A Promotoria de Justiça de Defesa do Consumidor (Prodecon), do Ministério Público do Distrito Federal e Territórios (MPDFT), destinou R$ 1,2 milhão para a execução de políticas públicas e projetos sociais ao longo de 2025. O montante é fruto de Termos de Ajustamento de Conduta (TACs) e Acordos de Não Persecução Penal (ANPPs) firmados com empresas e indivíduos que cometeram irregularidades. Segundo o promotor Paulo Binicheski, essa estratégia permite que a responsabilização jurídica se transforme em benefícios diretos, promovendo uma reparação rápida e eficiente para a sociedade brasiliense.
Os recursos foram distribuídos em frentes estratégicas, com destaque para a segurança alimentar e a fiscalização de combustíveis.
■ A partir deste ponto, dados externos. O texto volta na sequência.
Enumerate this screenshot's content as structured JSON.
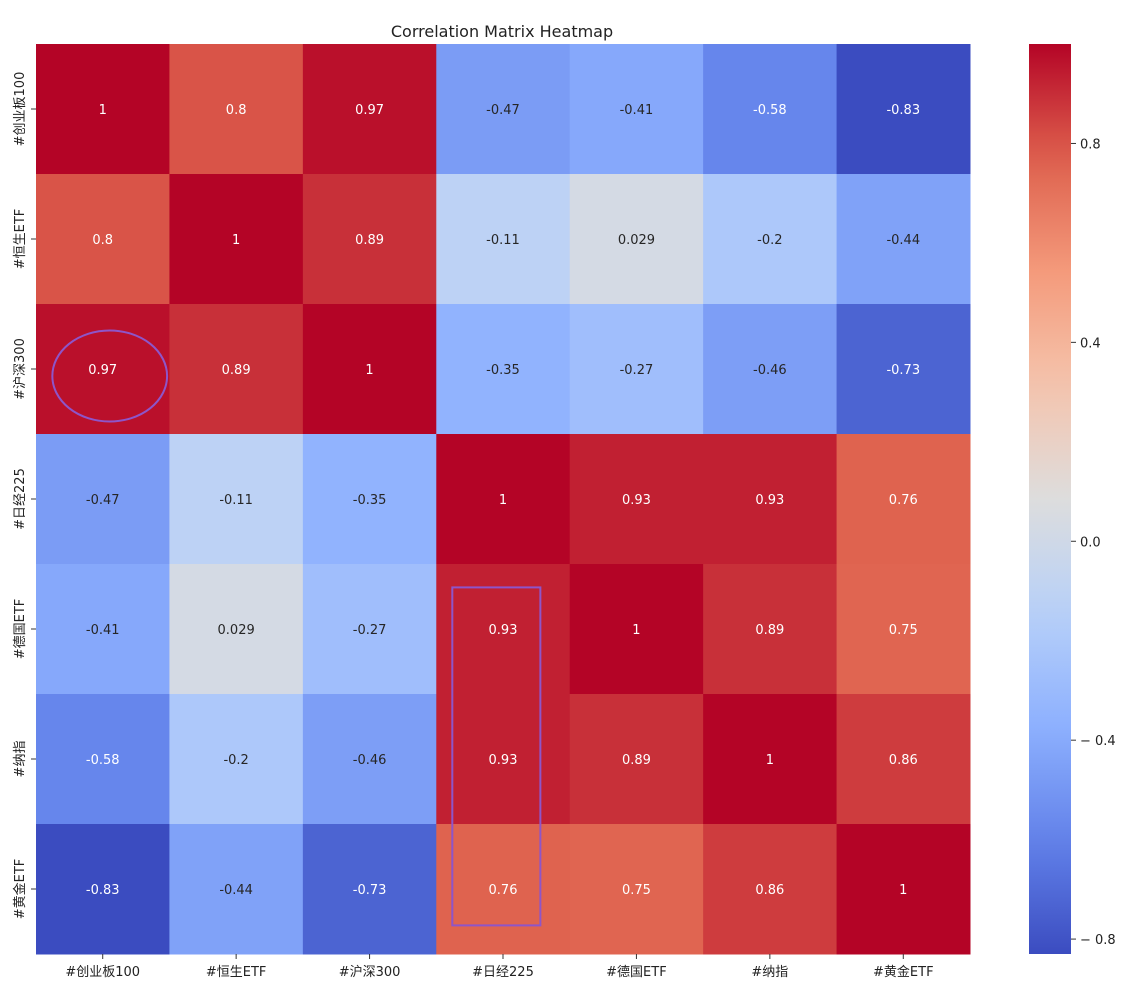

No segundo semestre de 2025, o MPDFT viabilizou a compra de equipamentos de alta tecnologia e o financiamento de programas de monitoramento de resíduos de agrotóxicos em hortaliças produzidas no DF. Além da área técnica, os acordos também contemplaram projetos de inclusão social, como a capacitação de estudantes e o treinamento de cães de assistência para pessoas com autismo e deficiência visual.
A destinação dos recursos abrangeu diversas áreas de impacto para o cidadão do Distrito Federal:
Segurança Alimentar (R$ 550 mil): Monitoramento de resíduos de agrotóxicos em frutas e hortaliças em parceria com a Seagri, incluindo análises técnicas e educação para produtores.
Combustível Legal (R$ 250 mil): Doação de equipamento laboratorial de ponta para a análise de combustíveis, além de parceria com a ANP para intensificar a fiscalização em postos do DF.
Detecção de Metanol: Distribuição de 500 kits de teste rápido para a Vigilância Sanitária e Polícia Civil, visando identificar adulterações em combustíveis e bebidas alcoólicas.
Inclusão Social (R$ 95 mil): Financiamento do projeto "Cães nas escolas" do Corpo de Bombeiros, voltado para a formação de cães-guia e treinamento de jovens em cinotecnia.
Acordos Penais (R$ 230 mil): Recursos provenientes de crimes contra as relações de consumo, direcionados a entidades de interesse social e segurança alimentar via Sema.
O uso de TACs e ANPPs pelo MPDFT demonstra uma mudança na abordagem da Justiça, priorizando a autocomposição em vez de processos judiciais longos. Essa modalidade garante que o valor da reparação seja aplicado de forma imediata em áreas deficitárias, como a fiscalização de laboratórios e o apoio a startups de pesquisa ligadas à UnB. Para o Ministério Público, essas ações fortalecem a cultura de respeito aos direitos do consumidor e garantem que o infrator contribua diretamente para o desenvolvimento social da região onde atua.